Nischal Shetty, WazirX’s CEO, has a sizable stake in both companies. The structure separates corporate and personal assets, allowing him to potentially shield his personal funds from any liabilities.
WazirX has also cited an alleged ownership dispute between Zanmai Labs and its parent company, Zettai Pte, as a barrier to restructuring its Indian operations. Binance, however, dismissed these claims as a deceptive strategy to avoid accountability for the exchange’s shortcomings.
Stolen funds continue to move amid recovery efforts
On Sept. 9, asset data tracked by Arkham revealed that more than 5,000 Ether (ETH) worth around $11.6 million was moved by the hacker to a new address at 7:19 am UTC.

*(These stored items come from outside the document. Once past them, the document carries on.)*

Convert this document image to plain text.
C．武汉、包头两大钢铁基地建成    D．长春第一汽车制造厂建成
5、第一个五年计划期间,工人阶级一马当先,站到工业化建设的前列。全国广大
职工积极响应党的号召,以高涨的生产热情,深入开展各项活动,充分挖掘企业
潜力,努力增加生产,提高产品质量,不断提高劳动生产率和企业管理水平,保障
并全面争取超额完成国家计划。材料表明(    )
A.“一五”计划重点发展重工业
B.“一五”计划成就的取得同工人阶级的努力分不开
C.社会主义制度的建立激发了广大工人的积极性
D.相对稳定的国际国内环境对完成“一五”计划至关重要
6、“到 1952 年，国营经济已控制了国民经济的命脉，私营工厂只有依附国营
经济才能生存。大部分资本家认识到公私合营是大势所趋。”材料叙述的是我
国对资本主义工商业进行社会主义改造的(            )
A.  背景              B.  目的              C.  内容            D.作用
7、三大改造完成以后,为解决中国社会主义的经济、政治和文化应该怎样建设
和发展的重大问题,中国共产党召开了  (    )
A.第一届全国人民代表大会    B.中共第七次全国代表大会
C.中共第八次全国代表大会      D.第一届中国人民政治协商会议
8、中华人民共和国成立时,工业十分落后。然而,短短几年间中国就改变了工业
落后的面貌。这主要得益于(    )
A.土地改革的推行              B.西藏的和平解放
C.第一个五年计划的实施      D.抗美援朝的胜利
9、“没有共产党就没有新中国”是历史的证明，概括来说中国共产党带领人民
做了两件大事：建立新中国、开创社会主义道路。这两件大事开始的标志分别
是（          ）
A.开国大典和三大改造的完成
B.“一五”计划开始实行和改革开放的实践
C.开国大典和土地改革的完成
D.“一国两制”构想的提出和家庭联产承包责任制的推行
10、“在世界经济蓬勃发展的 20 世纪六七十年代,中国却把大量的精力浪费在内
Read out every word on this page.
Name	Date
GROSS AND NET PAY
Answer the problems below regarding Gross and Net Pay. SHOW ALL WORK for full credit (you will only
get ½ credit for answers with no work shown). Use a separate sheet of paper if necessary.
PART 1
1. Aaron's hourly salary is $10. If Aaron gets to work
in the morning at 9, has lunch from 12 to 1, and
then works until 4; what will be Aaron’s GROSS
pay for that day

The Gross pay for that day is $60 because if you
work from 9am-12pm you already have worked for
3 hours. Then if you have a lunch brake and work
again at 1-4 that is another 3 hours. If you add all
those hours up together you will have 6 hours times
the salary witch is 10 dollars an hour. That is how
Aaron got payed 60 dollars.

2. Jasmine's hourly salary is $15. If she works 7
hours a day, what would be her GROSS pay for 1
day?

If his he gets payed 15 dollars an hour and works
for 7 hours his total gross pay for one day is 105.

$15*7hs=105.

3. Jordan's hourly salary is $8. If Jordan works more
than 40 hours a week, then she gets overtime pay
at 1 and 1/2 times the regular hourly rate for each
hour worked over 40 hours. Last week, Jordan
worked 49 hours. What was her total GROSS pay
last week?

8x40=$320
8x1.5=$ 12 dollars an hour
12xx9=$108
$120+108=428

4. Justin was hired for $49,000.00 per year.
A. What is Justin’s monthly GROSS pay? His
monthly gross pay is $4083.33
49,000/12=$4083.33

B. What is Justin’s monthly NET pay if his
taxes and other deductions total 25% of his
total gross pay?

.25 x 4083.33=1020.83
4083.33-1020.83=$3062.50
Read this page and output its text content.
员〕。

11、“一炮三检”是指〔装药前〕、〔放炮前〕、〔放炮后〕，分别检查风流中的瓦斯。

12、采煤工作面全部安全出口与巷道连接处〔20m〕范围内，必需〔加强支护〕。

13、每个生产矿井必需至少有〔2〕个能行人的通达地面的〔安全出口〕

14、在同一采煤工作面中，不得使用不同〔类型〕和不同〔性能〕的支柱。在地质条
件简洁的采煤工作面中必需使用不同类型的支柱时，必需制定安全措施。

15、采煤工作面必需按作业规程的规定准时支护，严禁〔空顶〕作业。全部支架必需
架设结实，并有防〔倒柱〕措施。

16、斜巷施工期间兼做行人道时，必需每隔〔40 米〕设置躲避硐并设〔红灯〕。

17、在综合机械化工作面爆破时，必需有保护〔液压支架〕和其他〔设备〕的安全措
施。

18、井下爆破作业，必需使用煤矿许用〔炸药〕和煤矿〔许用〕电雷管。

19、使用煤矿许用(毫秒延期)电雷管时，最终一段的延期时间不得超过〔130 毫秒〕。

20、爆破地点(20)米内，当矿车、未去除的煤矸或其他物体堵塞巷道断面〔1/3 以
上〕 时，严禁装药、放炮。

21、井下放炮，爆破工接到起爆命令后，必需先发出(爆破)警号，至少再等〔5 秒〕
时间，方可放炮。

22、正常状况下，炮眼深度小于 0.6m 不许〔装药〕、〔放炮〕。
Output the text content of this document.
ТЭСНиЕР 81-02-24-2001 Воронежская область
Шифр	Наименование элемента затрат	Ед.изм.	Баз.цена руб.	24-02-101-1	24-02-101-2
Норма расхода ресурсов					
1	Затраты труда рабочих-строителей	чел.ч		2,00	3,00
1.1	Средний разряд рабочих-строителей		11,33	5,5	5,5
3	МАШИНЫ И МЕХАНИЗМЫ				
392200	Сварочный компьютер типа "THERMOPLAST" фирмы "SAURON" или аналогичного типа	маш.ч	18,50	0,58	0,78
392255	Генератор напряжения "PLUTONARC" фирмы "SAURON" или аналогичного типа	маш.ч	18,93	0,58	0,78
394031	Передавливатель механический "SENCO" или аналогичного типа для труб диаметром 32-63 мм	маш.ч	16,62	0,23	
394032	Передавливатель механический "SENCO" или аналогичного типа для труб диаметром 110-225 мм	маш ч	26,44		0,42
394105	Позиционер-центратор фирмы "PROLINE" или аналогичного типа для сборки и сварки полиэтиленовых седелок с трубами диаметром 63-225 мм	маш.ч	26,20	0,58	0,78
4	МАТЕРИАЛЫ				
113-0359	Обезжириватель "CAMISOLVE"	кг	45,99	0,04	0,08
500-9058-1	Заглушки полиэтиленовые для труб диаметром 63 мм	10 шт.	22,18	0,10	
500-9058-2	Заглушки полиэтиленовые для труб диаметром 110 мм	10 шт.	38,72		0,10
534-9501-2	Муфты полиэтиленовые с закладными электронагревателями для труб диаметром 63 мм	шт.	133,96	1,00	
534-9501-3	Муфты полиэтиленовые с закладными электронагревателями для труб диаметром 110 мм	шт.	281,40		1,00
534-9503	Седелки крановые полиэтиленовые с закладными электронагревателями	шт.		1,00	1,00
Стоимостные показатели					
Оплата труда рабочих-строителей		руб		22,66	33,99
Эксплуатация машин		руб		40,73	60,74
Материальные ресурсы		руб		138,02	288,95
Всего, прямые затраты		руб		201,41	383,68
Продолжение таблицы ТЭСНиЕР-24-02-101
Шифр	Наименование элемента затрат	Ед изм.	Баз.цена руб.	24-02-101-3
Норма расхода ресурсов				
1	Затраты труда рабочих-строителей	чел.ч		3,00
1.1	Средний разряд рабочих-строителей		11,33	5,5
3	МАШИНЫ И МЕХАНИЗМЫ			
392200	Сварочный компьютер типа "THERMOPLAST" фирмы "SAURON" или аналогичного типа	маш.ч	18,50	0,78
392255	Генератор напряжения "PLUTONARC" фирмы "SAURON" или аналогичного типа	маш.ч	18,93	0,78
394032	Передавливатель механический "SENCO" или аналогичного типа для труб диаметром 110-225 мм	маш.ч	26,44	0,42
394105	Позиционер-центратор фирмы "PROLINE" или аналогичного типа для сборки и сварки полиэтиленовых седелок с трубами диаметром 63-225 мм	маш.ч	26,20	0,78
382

Of this amount, $1.2 million worth of crypto was sent to the infamous crypto mixing platform Tornado Cash as part of five different transfers.
Related: Full decentralization will happen in a few years — Layer-2 rollup teams
Tornado Cash enables anonymous token exchanges across blockchains by obscuring wallet addresses. While not inherently malicious, it is frequently utilized by crypto thieves to conceal their identities and the origins of their stolen funds.
The transfer came after the hacker moved $4 million a week earlier. The hacker’s main address still holds over $72 million worth of various tokens, with a majority of their stake maintained in ETH.
WazirX declined Cointrelegraph’s request for comment.